Chronique d'une mort annoncée du co-emploi
A l'origine, le critère du co-emploi était celui du lien de subordination.
Le co-emploi et le lien de subordination
Le lien de subordination juridique est caractérisé par l'exécution d'un travail sous l'autorité d'un employeur qui a le pouvoir de donner des ordres et des directives, d'en contrôler l'exécution et de sanctionner le manquement de son subordonné.
Ce critère de lien de subordination juridique qui détermine la relation entre un employeur et un salarié - qui existe toujours - n'est plus celui qui prévalait depuis quelques années dans les contentieux sur le co-emploi.
Le co-emploi entre sociétés d'un même groupe et le triple critère de la confusion d'intérêt, d'activité et de direction
Né de la recherche d'un débiteur solvable en cas de fermeture pour cause économique d'une société, les salariés de ces entreprises en difficulté avaient attrait, outre leur employeur, une autre société appartenant au même groupe, en règle générale, la maison mère, aux fins qu'elle soit jugée co-employeur et soit condamnée solidairement.

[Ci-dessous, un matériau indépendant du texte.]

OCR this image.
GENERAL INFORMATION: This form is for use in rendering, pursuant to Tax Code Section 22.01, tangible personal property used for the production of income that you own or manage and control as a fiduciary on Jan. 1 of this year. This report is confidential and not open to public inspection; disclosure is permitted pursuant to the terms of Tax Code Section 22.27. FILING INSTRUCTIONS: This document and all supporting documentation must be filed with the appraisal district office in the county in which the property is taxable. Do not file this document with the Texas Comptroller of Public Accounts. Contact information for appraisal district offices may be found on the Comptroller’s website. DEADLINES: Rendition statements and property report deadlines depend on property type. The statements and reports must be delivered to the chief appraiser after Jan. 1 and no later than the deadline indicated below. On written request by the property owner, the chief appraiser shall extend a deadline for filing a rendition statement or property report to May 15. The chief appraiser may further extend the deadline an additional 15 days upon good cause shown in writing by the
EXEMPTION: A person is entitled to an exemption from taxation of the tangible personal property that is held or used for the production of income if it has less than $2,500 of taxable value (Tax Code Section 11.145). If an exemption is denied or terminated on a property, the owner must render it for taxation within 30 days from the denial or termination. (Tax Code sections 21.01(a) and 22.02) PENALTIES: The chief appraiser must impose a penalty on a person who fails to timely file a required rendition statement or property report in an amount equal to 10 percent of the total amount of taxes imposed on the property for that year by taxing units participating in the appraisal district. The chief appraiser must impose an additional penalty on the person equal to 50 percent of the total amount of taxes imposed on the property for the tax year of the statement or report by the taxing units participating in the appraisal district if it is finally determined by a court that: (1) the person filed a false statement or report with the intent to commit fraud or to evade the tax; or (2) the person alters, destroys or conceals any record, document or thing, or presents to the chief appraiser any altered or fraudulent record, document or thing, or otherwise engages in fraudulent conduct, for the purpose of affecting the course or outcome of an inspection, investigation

La Cour de Cassation avait rendu, en 2011, de nombreux arrêts reconnaissant une situation de co-emploi entre filiale et société mère dès lors qu'elle constatait une utilisation abusive de la relation particulière que créé l'appartenance à un Groupe par la disparition de l'autonomie effective d'une filiale.
Monsieur Pierre BAILLY, alors Conseiller à la Cour de Cassation, avait tenté de rassurer ceux qui s'étaient élevés contre cette jurisprudence rappelant que le co-emploi ne résultait pas de la seule appartenance à un même groupe et des solidarités qu'elle créé, mais de l'utilisation abusive de la relation particulière que créé l'appartenance à un groupe par la disparition de l'autonomie effective d'une filiale et de l'immixtion abusive d'une société sur une autre.
Puis en 2012, la Cour de Cassation avait admis une situation de co-emploi entre une filiale et une société mère considérant que la filiale, bien que société juridiquement distincte, avait si peu d'autonomie qu'elle était assimilée à un simple établissement.
En 2014(2), la Cour de Cassation avait ainsi défini les critères de reconnaissance d'une situation de co-emploi :
" Hors l'existence d'un lien de subordination, une société faisant partie d'un Groupe peut être considérée comme un co-employeur à l'égard du personnel employé par une autre que, s'il existe entre-elles, au-delà de la nécessaire coordination des actions économiques entre les sociétés appartenant à un même groupe et de l'état de domination économique que cette appartenance peut engendrer, une confusion d'intérêt, d'activité et de direction se manifestant par une immixtion dans la gestion économique et sociale de cette dernière. ".
Cette définition avait permis à la Cour de Cassation d'infléchir sa jurisprudence et d'écarter une situation de co-emploi dans bon nombre de cas.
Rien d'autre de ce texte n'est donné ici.